What makes you certain that 2.5 standard deviations is the right tool
for the job? I fathom you've been given a "left handed monkey wrench".
Tip: there is no such thing as a "left handed monkey wrench".

To put things in perspective:

Without qualifying a particular probablity density function, a
standard deviation is associated a normal curve - something that is
equally skewed to the left and right and looks like a single hump with
the middle of the distribution correspoding to both the mean and
median.The height of the hump and thickness of the data from the mean
can vary.

So what does 2.5 standard deviations correspond to?

Assuming a normal curve of mean 1 and STD 1:

Data outside of 1 STD corresponds to (assuming you're looking at both
the left and right tail) 33% (about 16% on each side)

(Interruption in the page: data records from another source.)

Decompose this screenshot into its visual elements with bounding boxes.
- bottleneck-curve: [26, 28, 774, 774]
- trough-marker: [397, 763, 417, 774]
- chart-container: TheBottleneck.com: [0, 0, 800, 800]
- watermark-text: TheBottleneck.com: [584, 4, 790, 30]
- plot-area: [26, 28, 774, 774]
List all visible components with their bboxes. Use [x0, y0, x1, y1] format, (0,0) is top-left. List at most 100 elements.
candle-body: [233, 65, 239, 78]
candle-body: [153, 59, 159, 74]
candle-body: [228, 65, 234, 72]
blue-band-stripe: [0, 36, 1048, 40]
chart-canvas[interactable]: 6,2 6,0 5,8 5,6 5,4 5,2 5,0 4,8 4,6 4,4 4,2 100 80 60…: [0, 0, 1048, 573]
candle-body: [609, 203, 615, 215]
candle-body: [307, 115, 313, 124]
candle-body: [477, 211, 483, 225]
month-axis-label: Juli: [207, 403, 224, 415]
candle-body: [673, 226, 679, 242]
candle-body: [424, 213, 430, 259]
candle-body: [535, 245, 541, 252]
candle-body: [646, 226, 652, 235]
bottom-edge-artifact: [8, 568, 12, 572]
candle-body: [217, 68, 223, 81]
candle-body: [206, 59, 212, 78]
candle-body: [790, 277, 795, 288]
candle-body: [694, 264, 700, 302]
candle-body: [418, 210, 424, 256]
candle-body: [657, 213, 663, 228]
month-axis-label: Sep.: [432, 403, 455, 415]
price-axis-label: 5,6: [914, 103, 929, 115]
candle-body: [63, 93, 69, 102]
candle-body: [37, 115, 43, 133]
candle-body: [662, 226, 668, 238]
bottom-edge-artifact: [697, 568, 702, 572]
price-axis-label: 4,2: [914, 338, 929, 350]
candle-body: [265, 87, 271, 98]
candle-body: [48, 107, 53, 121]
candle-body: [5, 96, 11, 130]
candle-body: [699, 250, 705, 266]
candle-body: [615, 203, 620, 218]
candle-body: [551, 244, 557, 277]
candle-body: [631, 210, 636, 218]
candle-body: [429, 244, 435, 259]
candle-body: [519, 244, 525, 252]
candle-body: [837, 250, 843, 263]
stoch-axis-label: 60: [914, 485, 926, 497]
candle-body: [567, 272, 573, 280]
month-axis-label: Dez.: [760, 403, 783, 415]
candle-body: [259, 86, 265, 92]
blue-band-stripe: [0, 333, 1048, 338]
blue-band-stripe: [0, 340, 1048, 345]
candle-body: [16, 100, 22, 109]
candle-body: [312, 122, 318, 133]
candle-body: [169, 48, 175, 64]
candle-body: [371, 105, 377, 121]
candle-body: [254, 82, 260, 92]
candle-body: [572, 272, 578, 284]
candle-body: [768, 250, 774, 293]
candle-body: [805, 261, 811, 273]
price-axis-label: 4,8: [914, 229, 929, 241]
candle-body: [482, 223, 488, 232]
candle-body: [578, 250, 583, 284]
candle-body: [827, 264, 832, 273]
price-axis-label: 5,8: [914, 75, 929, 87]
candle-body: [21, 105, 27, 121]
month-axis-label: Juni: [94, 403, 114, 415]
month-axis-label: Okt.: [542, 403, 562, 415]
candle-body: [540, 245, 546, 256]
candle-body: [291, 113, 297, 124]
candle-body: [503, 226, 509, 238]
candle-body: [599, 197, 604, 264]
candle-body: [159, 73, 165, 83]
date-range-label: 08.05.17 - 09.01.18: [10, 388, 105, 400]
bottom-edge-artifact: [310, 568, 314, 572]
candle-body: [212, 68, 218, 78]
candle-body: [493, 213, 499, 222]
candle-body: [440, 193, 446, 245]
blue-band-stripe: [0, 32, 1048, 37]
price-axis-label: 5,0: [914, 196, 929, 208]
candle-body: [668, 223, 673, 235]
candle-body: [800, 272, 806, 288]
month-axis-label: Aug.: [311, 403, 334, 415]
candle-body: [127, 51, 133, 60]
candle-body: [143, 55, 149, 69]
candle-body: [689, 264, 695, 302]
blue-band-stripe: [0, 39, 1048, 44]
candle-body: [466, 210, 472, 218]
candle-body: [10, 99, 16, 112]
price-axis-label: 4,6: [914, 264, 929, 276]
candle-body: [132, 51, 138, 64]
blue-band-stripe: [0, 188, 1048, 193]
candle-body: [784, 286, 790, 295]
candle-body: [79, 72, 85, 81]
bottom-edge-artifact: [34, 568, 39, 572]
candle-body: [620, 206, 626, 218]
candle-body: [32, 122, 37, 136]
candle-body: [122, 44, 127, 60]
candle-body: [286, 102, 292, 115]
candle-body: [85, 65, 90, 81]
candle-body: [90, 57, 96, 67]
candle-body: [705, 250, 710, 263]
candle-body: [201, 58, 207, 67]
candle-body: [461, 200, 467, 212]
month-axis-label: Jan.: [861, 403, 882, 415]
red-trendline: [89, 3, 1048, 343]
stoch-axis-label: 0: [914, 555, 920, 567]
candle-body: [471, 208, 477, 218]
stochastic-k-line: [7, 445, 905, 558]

Data outside of 2 STDs corresponds to 2.5%

Data outside of 2.5 STDs so closely corresponds to zero that it's not
within the tolerance of error computation. You're talking 1 out of
100,000 (That's my guess). This probablity is so small that you won't
find the value a published table on the normal curve.

In your case it's unlikely the data is distributed normally.

Also, supposed that you get 100,000 observations, that means that on
average you'll only be excluding 1 outlier. Most of the time you won't
be excluding any values.

Also, suppose there are 1000 outliers in 100,000 observations, that
means that, if you use the 2.5 STD approach you're going to end up
keeping most of the hosed observations.

In other words 2.5 STDs isn't the tool for this job.

What you need to do is filter the data, just as you described. Set
limits on minimum and maximum values and exclude anything smaller or
larger.

IF you're working with statisticians and you want to talk the jargon,
you should compute the skew statistic, approximate the statistical
distribution (that might a a Pareto or Beta distribution). At the
least you should confirm your assumption that the data is normally
distributed. And you should analyze whether assuming a normal
distribution is going to do the job.

As to fast ways of dealing with the data ... What is it that is so
time consuming? Just filter the data. What's time consuming about
that?